Biological Magnetometry: Torque on Superparamagnetic Beads in Magnetic Fields

Superparamagnetic beads are widely used in biochemistry and single-molecule biophysics, but the nature of the anisotropy that enables the application of torques remains controversial. To quantitatively investigate the torques experienced by superparamagnetic particles, we use a biological motor to rotate beads in a magnetic field and demonstrate that the underlying potential is $\pi$ periodic. In addition, we tether a bead to a single DNA molecule and show that the angular trap stiffness increases nonlinearly with magnetic field strength. Our results indicate that the superparamagnetic beads’ anisotropy derives from a nonuniform intrabead distribution of superparamagnetic nanoparticles.

Figure 1

(a) A single-domain NP with a (uniaxial) anisotropy axis (dashed line), magnetization $\overrightarrow{M}$ (green arrow), in an external magnetic field $\overrightarrow{B}$ (red arrow). ${\theta }_1$ (${\theta }_2$) is the angle between the magnetization $\overrightarrow{M}$ and the anisotropy axis (magnetic field $\overrightarrow{B}$). (b) A superparamagnetic bead containing multiple NPs. The net magnetic dipole moment of the bead (solid green arrow) comprises the contribution of all NPs inside it. (c)–(f) The angle ${\theta }_2$ as a function ${\theta }_{\mathrm{NP}}$. The NP is rotated from ${\theta }_{\mathrm{NP}}=0$ to $\pi$, back to $-\pi$, and again to 0. The magnetic field increases from blue to green to red. The dashed diagonal line (horizontal line) corresponds to ${\theta }_2={\theta }_{\mathrm{NP}}$ (${\theta }_2=0$, which holds for a pure paramagnet). (c) SW model. For intermediate fields (green), hysteresis occurs. (d) The limit of the SW model in which NPs behave like PDMs. (e) The special case of the SW model in which the individual NPs behave like SPMs. (f) Model in which NPs are approximated as 2SF magnets. For fields higher than the coercive field (green and red), hysteresis occurs. Details of the calculations for ${\theta }_2$ are in Sections 1–4 in the Supplemental Material [17].

Figure 2

(a) Schematic of the experimental setup (not to scale) for scanning the magnetic potential experienced by a superparamagnetic bead.

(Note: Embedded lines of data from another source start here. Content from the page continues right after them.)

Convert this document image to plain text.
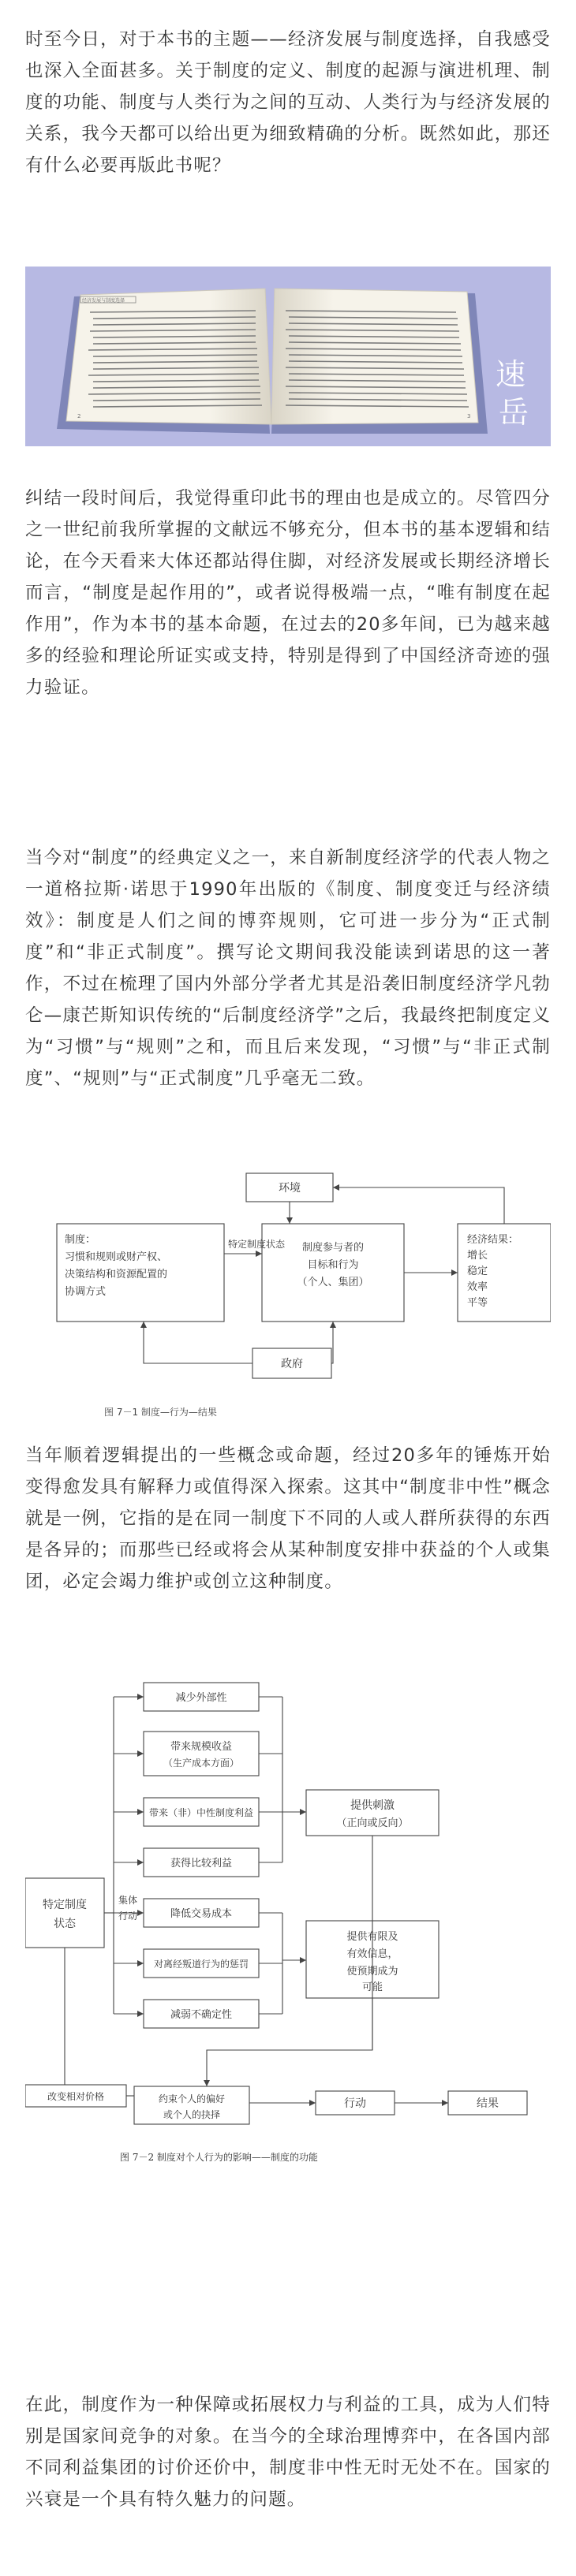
时至今日，对于本书的主题——经济发展与制度选择，自我感受也深入全面甚多。关于制度的定义、制度的起源与演进机理、制度的功能、制度与人类行为之间的互动、人类行为与经济发展的关系，我今天都可以给出更为细致精确的分析。既然如此，那还有什么必要再版此书呢？

经济发展与制度选择
2	3
速
岳

纠结一段时间后，我觉得重印此书的理由也是成立的。尽管四分之一世纪前我所掌握的文献远不够充分，但本书的基本逻辑和结论，在今天看来大体还都站得住脚，对经济发展或长期经济增长而言，“制度是起作用的”，或者说得极端一点，“唯有制度在起作用”，作为本书的基本命题，在过去的20多年间，已为越来越多的经验和理论所证实或支持，特别是得到了中国经济奇迹的强力验证。

当今对“制度”的经典定义之一，来自新制度经济学的代表人物之一道格拉斯·诺思于1990年出版的《制度、制度变迁与经济绩效》：制度是人们之间的博弈规则，它可进一步分为“正式制度”和“非正式制度”。撰写论文期间我没能读到诺思的这一著作，不过在梳理了国内外部分学者尤其是沿袭旧制度经济学凡勃仑—康芒斯知识传统的“后制度经济学”之后，我最终把制度定义为“习惯”与“规则”之和，而且后来发现，“习惯”与“非正式制度”、“规则”与“正式制度”几乎毫无二致。

环境
制度：
习惯和规则或财产权、
决策结构和资源配置的
协调方式
特定制度状态 制度参与者的
目标和行为
（个人、集团）
经济结果：
增长
稳定
效率
平等
政府
图 7－1 制度—行为—结果

当年顺着逻辑提出的一些概念或命题，经过20多年的锤炼开始变得愈发具有解释力或值得深入探索。这其中“制度非中性”概念就是一例，它指的是在同一制度下不同的人或人群所获得的东西是各异的；而那些已经或将会从某种制度安排中获益的个人或集团，必定会竭力维护或创立这种制度。

特定制度
状态
集体
行动
减少外部性
带来规模收益
（生产成本方面）
带来（非）中性制度利益
获得比较利益
降低交易成本
对离经叛道行为的惩罚
减弱不确定性
提供刺激
（正向或反向）
提供有限及
有效信息，
使预期成为
可能
改变相对价格	约束个人的偏好
或个人的抉择
行动	结果
图 7－2 制度对个人行为的影响——制度的功能

在此，制度作为一种保障或拓展权力与利益的工具，成为人们特别是国家间竞争的对象。在当今的全球治理博弈中，在各国内部不同利益集团的讨价还价中，制度非中性无时无处不在。国家的兴衰是一个具有特久魅力的问题。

The magnetic bead is connected to the flagellar motor (red) via the hook (black). The two magnets are $5\times 5\times 5\mathrm{mm}$, and the gap between the two magnets is 1 mm. (b) Top view of the experimental configuration (not to scale). (c) Camera image of the experimental configuration (scale bar $1\mu \mathrm{m}$). (d) Predictions for the different models, offset in the angular coordinate for clarity. For the SW model and the 2SF model, the predictions at high fields are plotted. (e) Sample $(x,y)$ trace of the magnetic bead position at a field strength of 15 mT. Different colors indicate data taken at different rotational positions of the magnetic trap. (f) Same data as in (e), but represented as time traces of the angular position of the bead (left) and in corresponding histograms (right). The inset is a zoom on the blue angular trace in which the $y$ axis gives the angular position in turns without backfolding after one turn.

Figure 3

(a) Schematics of the experimental configuration (not to scale) for determining the torsional stiffness experienced by a superparamagnetic bead. (b) Camera image of the experimental configuration showing the superparamagnetic bead (diameter $=1\mu \mathrm{m}$) and the nonmagnetic marker bead ($\text{diameter}=450\mathrm{nm}$). (c) Top view of the experimental configuration (not to scale). (d) Time traces of the angular orientation of a M-270 bead (left) and corresponding histograms (right). The traces are offset in the angular coordinate for clarity. The field amplitude increases from blue (2 mT) to purple (8 mT) to green (187 mT). (e) Predictions of ${\kappa }_{\theta }$ versus $|\overrightarrow{B}|$ for the different models. The inset is a zoom on the predicted values of ${\kappa }_{\theta }$ at low $|\overrightarrow{B}|$. (f) Experimentally measured ${\kappa }_{\theta }$ experienced by MyOne™ beads versus $|\overrightarrow{B}|$. (g) Experimentally measured ${\kappa }_{\theta }$ experienced by M-270 beads versus $|\overrightarrow{B}|$. The inset is a zoom on experimentally measured values of ${\kappa }_{\theta }$ at low $|\overrightarrow{B}|$. In (f) and (g), different colors correspond to different beads; the solid lines are fits to the data based on the SPM model; and data points indicate the mean and standard deviation of four experimental repeats. The dashed lines in the inset of (g) are fits based on the SW model.